Download or read book Jacobitism written by Murray Pittock and published by Bloomsbury Publishing. This book was released on 1998-09-21 with total page 172 pages. Available in PDF, EPUB and Kindle. Book excerpt: The last genuine rebellion on British soil, the Jacobite rising of 1745 forms one of the greatest 'what ifs' of British history. If Bonnie Prince Charlie's troops had defeated the forces of George II, it is fair to say that the entire subsequent course of the country's history would have been dizzyingly changed. Jacobitism is a comprehensive study of the Stuart dynasty's attempts to regain the thrones of England, Scotland and Ireland in the eighteenth century. It provides not only a history of the Jacobite cause and the Risings but also studies of Jacobite culture, the financing of Jacobitism, the Jacobite diaspora and Jacobitism and nationalism, as well as a critical review of the major changes in Jacobite scholarship this century.

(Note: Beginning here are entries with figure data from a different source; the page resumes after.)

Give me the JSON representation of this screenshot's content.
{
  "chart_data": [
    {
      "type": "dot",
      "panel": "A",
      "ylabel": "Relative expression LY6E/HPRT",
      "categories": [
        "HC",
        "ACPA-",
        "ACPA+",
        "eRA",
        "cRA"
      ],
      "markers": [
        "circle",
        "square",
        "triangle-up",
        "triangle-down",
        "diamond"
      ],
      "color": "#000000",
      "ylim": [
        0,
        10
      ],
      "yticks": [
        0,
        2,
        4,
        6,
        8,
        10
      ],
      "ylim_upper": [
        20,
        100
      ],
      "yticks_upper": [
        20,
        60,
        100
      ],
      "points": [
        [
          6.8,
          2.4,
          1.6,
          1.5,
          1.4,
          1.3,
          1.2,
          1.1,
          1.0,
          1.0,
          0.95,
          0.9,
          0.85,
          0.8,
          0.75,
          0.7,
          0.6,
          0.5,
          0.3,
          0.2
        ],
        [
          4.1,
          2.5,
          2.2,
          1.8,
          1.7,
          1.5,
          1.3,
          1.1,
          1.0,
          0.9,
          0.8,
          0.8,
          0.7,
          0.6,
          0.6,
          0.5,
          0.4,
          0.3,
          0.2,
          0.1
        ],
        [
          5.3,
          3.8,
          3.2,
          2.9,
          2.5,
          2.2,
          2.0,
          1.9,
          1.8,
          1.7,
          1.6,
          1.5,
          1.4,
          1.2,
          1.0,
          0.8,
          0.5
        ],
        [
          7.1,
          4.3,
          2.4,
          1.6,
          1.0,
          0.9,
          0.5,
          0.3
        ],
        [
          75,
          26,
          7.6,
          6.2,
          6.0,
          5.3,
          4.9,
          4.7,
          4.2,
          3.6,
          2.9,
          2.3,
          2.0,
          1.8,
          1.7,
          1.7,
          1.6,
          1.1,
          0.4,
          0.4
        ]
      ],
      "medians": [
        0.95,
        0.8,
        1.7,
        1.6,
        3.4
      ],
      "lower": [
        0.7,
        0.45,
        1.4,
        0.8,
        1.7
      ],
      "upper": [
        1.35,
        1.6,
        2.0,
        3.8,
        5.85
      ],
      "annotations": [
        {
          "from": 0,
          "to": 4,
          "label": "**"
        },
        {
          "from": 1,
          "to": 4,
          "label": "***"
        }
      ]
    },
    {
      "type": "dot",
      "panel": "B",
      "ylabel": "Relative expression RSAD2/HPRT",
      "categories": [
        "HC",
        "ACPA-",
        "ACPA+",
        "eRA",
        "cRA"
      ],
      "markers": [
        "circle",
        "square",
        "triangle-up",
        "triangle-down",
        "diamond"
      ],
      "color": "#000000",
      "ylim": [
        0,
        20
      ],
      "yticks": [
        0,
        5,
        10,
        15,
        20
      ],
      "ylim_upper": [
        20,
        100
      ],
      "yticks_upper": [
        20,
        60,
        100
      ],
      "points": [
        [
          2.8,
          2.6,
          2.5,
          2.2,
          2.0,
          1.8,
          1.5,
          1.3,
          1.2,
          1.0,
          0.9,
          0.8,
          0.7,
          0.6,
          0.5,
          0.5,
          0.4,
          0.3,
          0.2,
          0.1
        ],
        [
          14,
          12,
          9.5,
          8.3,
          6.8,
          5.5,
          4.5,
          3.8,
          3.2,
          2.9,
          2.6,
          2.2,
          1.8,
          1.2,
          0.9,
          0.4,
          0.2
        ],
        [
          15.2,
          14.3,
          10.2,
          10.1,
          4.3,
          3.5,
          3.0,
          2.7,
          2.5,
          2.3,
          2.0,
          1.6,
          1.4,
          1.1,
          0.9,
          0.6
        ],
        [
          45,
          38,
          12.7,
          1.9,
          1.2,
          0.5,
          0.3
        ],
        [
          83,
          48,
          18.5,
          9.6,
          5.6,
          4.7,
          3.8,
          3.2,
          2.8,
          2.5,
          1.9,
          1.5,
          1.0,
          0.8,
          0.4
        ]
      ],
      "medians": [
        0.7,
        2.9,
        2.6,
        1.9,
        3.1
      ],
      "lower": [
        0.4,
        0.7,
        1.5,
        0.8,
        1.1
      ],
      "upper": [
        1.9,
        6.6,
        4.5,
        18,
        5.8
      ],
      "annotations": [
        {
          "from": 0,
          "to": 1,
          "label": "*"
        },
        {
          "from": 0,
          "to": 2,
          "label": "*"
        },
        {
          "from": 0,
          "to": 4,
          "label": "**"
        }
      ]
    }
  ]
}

Book Scotland before the Industrial Revolution

Download or read book Scotland before the Industrial Revolution written by Ian D. Whyte and published by Routledge. This book was released on 2014-05-12 with total page 383 pages. Available in PDF, EPUB and Kindle. Book excerpt: This splendid portrait of medieval and early modern Scotland through to the Union and its aftermath has no current rival in chronological range, thematic scope and richness of detail. Ian Whyte pays due attention to the wide regional variations within Scotland itself and to the distinctive elements of her economy and society; but he also highlights the many parallels between the Scottish experience and that of her neighbours, especially England. The result sets the development of Scotland within its British context and beyond, in a book that will interest and delight far more than Scottish specialists alone.